When a node fails, a replacement node (similar to a hot standby node) automatically spins up, detaches the network-attached storage and NICs of the failed node, reattaches the network-attached storage and NICs to the new VM, and the configuration is reinstated. The replacement node is based on a snapshot of a healthy operating system disk of the currently active (control) node. The replacement node has the same private IPs and public IP as the replaced node.
Node failures are handled differently when the VM has local storage. When a node fails, the data is lost. Although the node is replaced and comes back online, the AMPs on the recovered VM display as FATAL and offline. The other vprocs on the system are online and in the configuration. To fully restore a VM that has local storage, you must run Fallback Recovery and rebuild the AMPs. See Rebuilding AMPs after Failure and Running the Script to Rebuild AMPs. For assistance, contact Teradata Customer Support.
Node failure recovery takes longer than a typical TPA reset. There are dozens of reasons for a node failure and it may be difficult for you to determine the cause. However, if your node does not automatically recover after 10 to 15 minutes, first check the deployment logs in your Azure resource group. For additional assistance, contact Teradata Customer Support.
For troubleshooting issues with BYOL, see Licensing Issues If Nodes Fail.

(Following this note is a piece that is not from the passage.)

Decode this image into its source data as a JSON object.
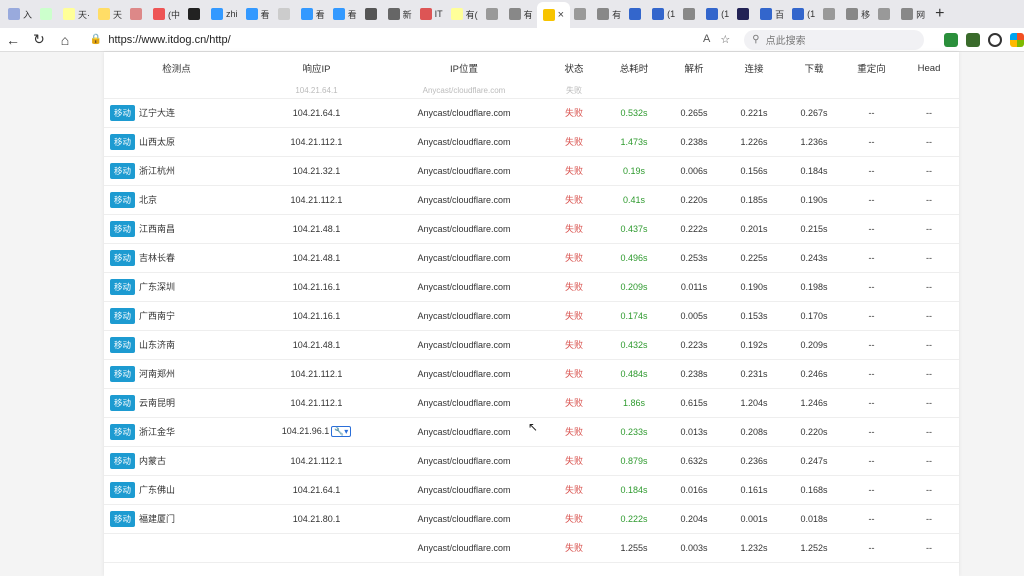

Before a Node Failure Occurs
Before a node failure occurs, you have the option of setting the VM to terminate instead of stopping the VM if a node failure occurs. See Configuring the VM State for Node Failure Recovery.
When a Single Node Failure Occurs
- Create an Azure Active Directory application and the service principal. See Creating an Azure Active Directory Application and the Service Principal.
- Enable the node failure recovery feature. See Enabling Node Failure Recovery.
When Multiple Node Failures Occur
When two or more nodes fail at the same time, all nodes can be replaced at the same time as long as one node remains running to act as the node failure recovery control node. However, if both BYNET relay nodes in the database are unavailable during node failure recovery, the database stops. If one or more replacement VMs cannot be spun up, the database is stopped.
If two or more nodes fail at different times while node failure recovery is in progress, contact Teradata Customer Support.